U.S. News & World Report magazine has ranked PCMH 50th among its list of top endocrinology centers throughout the nation. U.S. News takes into account mortality rates, technology, the ratio of registered nurses to beds and other data that are keys to quality patient care. U.S. News also considers the center’s reputation among physicians.
The “Best Hospitals” issue will appear on newsstands Monday.
Endocrinology is a branch of medicine dealing with disorders of the endocrine system and its specific secretions, hormones. Hormones are molecules that act as signals from one type of cell to another. Most hormones reach their targets via the bloodstream.
Diabetes is a leading endocrine disorder. It develops when the body either fails to produce insulin, known as type 1 diabetes, or develops insulin resistance, known as type 2. One function of insulin is to regulate blood-sugar levels. Both types of diabetes are associated with several serious or life-threatening conditions including heart disease and stroke, nerve damage, kidney disease and blindness. In hospital patients, diabetes can lead to infections, longer hospital stays and other problems.
Dr. Christopher Newton, an endocrinologist at the Brody School of Medicine at East Carolina University, said PCMH has embraced a pair of programs that help diabetes patients. One is an inpatient blood sugar-management program that monitors patients’ glucose levels and treats them accordingly, reducing complications. The other is a diabetes fellowship program at ECU, supported in part by PCMH, where physicians take a year of specialized diabetes training.
“Those two things have helped eastern North Carolina tremendously,” said Newton, an assistant professor of medicine.
In addition, earlier this year ECU received a $491,000 grant from Johnson & Johnson to further study why diabetes goes away in patients who have gastric-bypass surgery. The goal is to understand the process and develop a medicine that can mimic it.
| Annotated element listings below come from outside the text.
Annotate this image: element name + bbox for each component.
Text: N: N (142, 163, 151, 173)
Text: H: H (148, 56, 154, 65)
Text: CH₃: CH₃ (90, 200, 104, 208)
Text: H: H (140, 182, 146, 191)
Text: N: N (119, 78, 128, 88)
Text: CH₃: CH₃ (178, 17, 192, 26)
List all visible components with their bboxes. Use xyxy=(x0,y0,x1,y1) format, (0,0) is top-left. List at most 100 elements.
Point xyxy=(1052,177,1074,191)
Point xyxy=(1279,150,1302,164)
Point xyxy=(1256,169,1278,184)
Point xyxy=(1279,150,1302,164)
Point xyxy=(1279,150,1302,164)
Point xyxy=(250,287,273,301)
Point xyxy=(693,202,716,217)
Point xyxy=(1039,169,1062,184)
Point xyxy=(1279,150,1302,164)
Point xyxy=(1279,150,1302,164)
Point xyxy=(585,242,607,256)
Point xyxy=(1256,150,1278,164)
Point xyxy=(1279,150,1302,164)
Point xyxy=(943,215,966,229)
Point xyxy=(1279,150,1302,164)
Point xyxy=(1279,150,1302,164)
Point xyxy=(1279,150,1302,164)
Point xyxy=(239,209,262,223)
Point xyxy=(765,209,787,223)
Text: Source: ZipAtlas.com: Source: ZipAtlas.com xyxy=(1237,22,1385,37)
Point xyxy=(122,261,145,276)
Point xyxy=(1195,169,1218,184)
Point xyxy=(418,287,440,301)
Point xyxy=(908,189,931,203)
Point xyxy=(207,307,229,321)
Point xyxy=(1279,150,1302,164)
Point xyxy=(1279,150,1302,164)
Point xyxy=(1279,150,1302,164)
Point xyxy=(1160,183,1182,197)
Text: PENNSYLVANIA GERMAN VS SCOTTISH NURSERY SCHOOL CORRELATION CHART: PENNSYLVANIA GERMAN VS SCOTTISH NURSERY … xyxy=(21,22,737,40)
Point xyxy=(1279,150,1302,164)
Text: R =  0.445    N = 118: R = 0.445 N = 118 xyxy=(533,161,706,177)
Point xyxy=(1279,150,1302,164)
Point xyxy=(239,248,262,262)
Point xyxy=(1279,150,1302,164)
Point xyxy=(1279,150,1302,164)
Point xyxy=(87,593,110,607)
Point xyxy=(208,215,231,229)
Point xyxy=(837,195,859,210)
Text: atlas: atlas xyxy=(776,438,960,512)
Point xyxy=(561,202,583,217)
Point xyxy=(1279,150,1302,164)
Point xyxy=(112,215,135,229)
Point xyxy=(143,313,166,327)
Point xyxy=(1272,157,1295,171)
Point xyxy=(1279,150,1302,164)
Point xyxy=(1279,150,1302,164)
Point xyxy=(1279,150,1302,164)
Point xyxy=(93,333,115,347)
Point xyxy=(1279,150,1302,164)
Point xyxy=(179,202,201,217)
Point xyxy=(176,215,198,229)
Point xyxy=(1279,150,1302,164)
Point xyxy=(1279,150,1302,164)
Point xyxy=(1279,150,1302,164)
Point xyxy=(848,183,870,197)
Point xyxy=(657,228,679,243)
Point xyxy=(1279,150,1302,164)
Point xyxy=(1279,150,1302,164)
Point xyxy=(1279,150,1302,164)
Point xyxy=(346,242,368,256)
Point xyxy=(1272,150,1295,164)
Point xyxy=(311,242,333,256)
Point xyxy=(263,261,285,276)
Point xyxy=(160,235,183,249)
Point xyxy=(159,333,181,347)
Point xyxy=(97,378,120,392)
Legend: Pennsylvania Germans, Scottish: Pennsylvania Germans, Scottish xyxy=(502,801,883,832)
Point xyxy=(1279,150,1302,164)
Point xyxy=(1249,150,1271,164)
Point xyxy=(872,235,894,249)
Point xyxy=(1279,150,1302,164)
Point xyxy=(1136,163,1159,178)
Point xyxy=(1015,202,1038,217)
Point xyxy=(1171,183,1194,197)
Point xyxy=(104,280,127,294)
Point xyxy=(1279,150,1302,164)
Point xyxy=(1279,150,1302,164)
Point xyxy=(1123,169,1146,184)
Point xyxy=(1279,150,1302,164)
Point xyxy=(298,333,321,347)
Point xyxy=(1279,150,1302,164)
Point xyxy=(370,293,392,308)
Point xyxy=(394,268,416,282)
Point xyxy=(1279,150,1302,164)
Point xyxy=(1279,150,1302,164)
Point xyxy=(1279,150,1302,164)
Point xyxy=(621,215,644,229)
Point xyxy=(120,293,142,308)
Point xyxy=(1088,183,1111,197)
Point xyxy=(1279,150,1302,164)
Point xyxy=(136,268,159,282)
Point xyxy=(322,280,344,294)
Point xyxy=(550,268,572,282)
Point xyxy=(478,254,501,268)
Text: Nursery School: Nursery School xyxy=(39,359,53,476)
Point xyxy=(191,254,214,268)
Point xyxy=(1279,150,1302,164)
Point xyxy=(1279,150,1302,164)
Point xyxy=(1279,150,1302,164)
Diabetes disproportionately strikes African-Americans. In eastern North Carolina, the diabetes mortality rate for non-whites is 150 percent greater than the rate for whites, according to the ECU Center for Health Services Research and Development.
The overall burden of diabetes is greater in eastern North Carolina than in the rest of the state and nation, according to the CHSRD. Bertie County has the highest diabetes death rate in the region with 62.8 deaths per 100,000 people.
RTI International in Research Triangle Park compiled all hospital data and developed the 2006 rankings on behalf of U.S. News & World Report.